The aim is to bring closer the process of creating, selecting algorithms and evaluating data in order to achieve the intended goal of improving and accelerating decision-making.
For one of our clients (USA), a financing/credit provider (online) on the Amazon platform, machine learning algorithms have been developed and successfully implemented.
Our task was to streamline the already existing funding process, which consisted of engaging people to check customer data. After the analysis, the task was divided into several sub-projects, including customer analysis due to financial status, customer database churn prediction, customer sales prediction.
Our cooperation with the client started with data verification, which consisted in checking the quantity, quality and usefulness of data. We received about 50 thousand lines of data flow daily from the last two years. The structure of the databases was designed mainly for customer (vendor) data, and the customer data was spread out over about 50 characteristics (variables). After analyzing the available data it turned out that a large part of the data could not be included in the analysis. After cleaning the data and selecting a subset of useful data, a semi-annual customer history with about 20 characteristics was available. There were several reasons for this, namely, useless data, incompatibilities in the data caused by malfunctions in the data collection system and the transition to a new data collection system, or data redundancy. As far as usability is concerned, the final usability analysis is carried out when planning individual functionalities.
After reviewing the data, we prepared questions about lending and details of cooperation with the Amazon platform. During the videoconference it turned out that even among their experts there are inconsistencies in the customer evaluation process.
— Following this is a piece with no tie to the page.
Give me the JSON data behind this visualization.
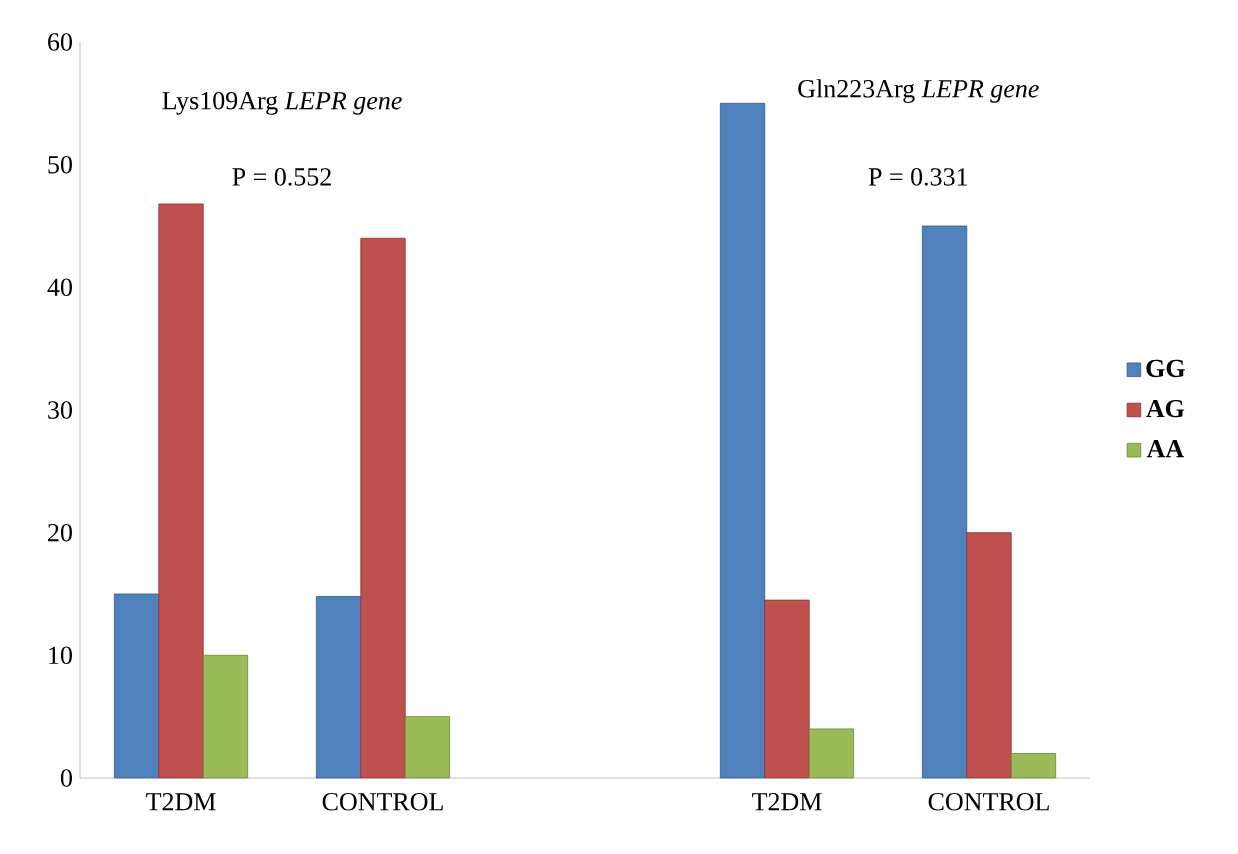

This was a factor that complicated the process of implementation of our solutions, it became necessary to gain appropriate field knowledge.
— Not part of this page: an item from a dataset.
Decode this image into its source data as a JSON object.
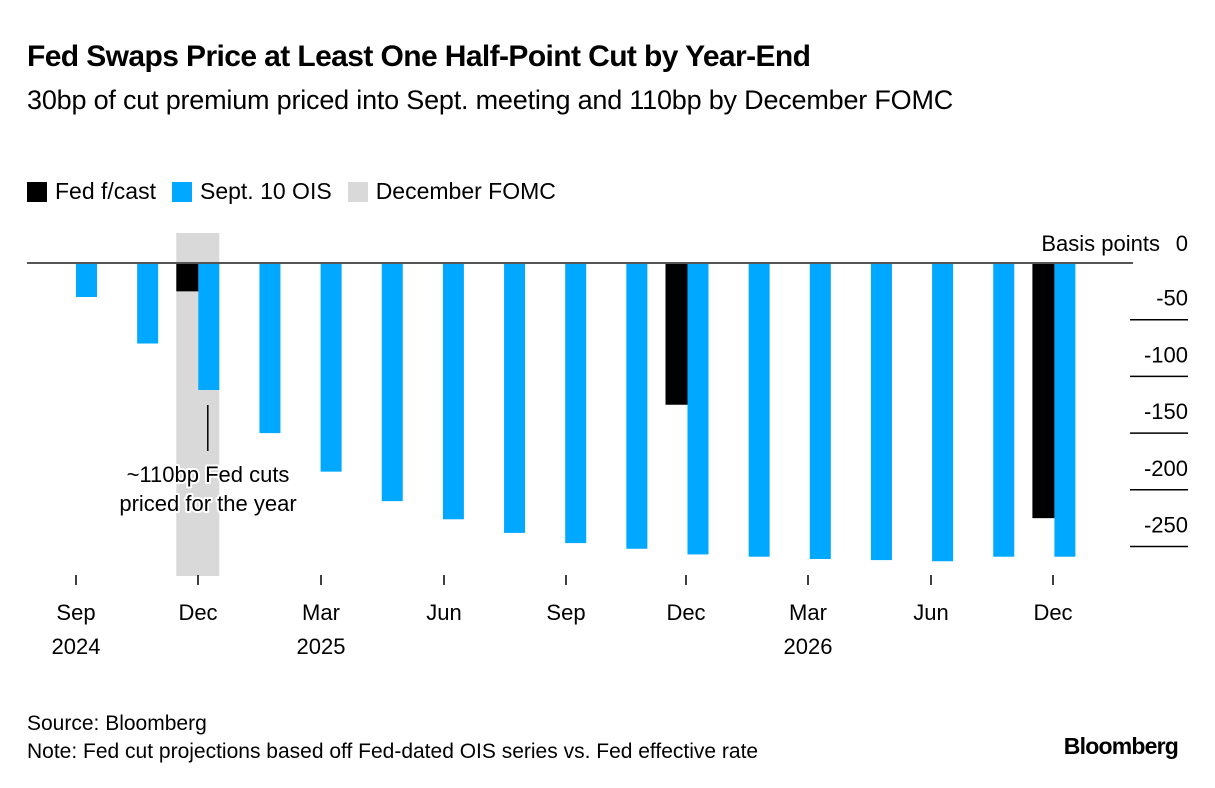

After discussions with the client, we proposed several sub-projects, between which several of the above described and after discussing the details, a subset of projects was selected for implementation for the next period of cooperation. Whiteaster’s 3-person ML team was initially involved in the project. Thanks to our efforts, after the first 3 months the result was better than the experts on the client’s side. After discussing the results with the contracting company, for an even better result, we agreed to change the process in such a way that the clients we are sure will automatically receive funding through our model, and others will need to be checked manually by experts from the contracting company.
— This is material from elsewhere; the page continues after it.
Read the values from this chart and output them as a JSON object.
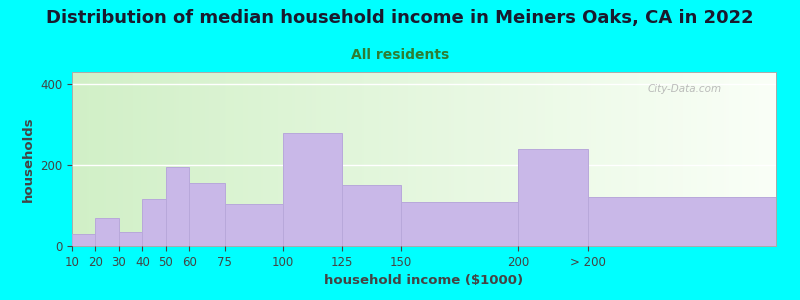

The model itself was supposed to take into account such data as e.g.: seller’s evaluation of the platform to be sold, financial status of the seller, evaluation of products available to the seller and seasonality of their sale. Each of the factors was evaluated separately, after which the evaluations of the individual factors were analyzed by an aggregate model, which is how we obtained a very interpreted result.
After the implementation of the first improvement, together with the Client we started to think about more risky projects, for which we did not have enough data. To carry out such projects we needed to assign additional people to the team dealing with this project. ML Whiteaster’s team was enlarged to 7 people, which allowed us to extend the scope of data collection, implement models to predict the sales of each client separately, add several new models and improve the result of the existing ones.
Important elements in the implementation of machine learning solutions are:
Improve (improve the effectiveness and speed up) the decision making process for customer funding.
Most of the necessary data was obtained, but a large part of the data was not taken into account for various reasons. Sometimes it is a good idea to add the necessary data to the process of obtaining them.
Good data quality and field knowledge help to improve/accelerate analysis. The analysis is about whether the goal is achievable using existing data and if so, how the data models used for model implementation will look like.
Data processing consists in preparing data for teaching, preparing scripts for cleaning data flow from production. The data processing stage is responsible for data quality, but only as much as the data itself allows.
The models contain knowledge on the basis of which predictions can be obtained (in this case, regarding the safety of customer funding). This knowledge is obtained from the data, as much as the information hidden in the data allows. At this stage the model is taught on the data. It is important to choose the right algorithm to solve the problem.
Model tuning is about fine-tuning the existing algorithm to teach models to improve results. The whole point is dedicated to this process, because this process is very time consuming and tuning is based on a trial and error cycle.
Implementation of the model in the production system. Depending on the scale of the problem, either a module is added that uses the model locally or uses a hosted model on the cloud.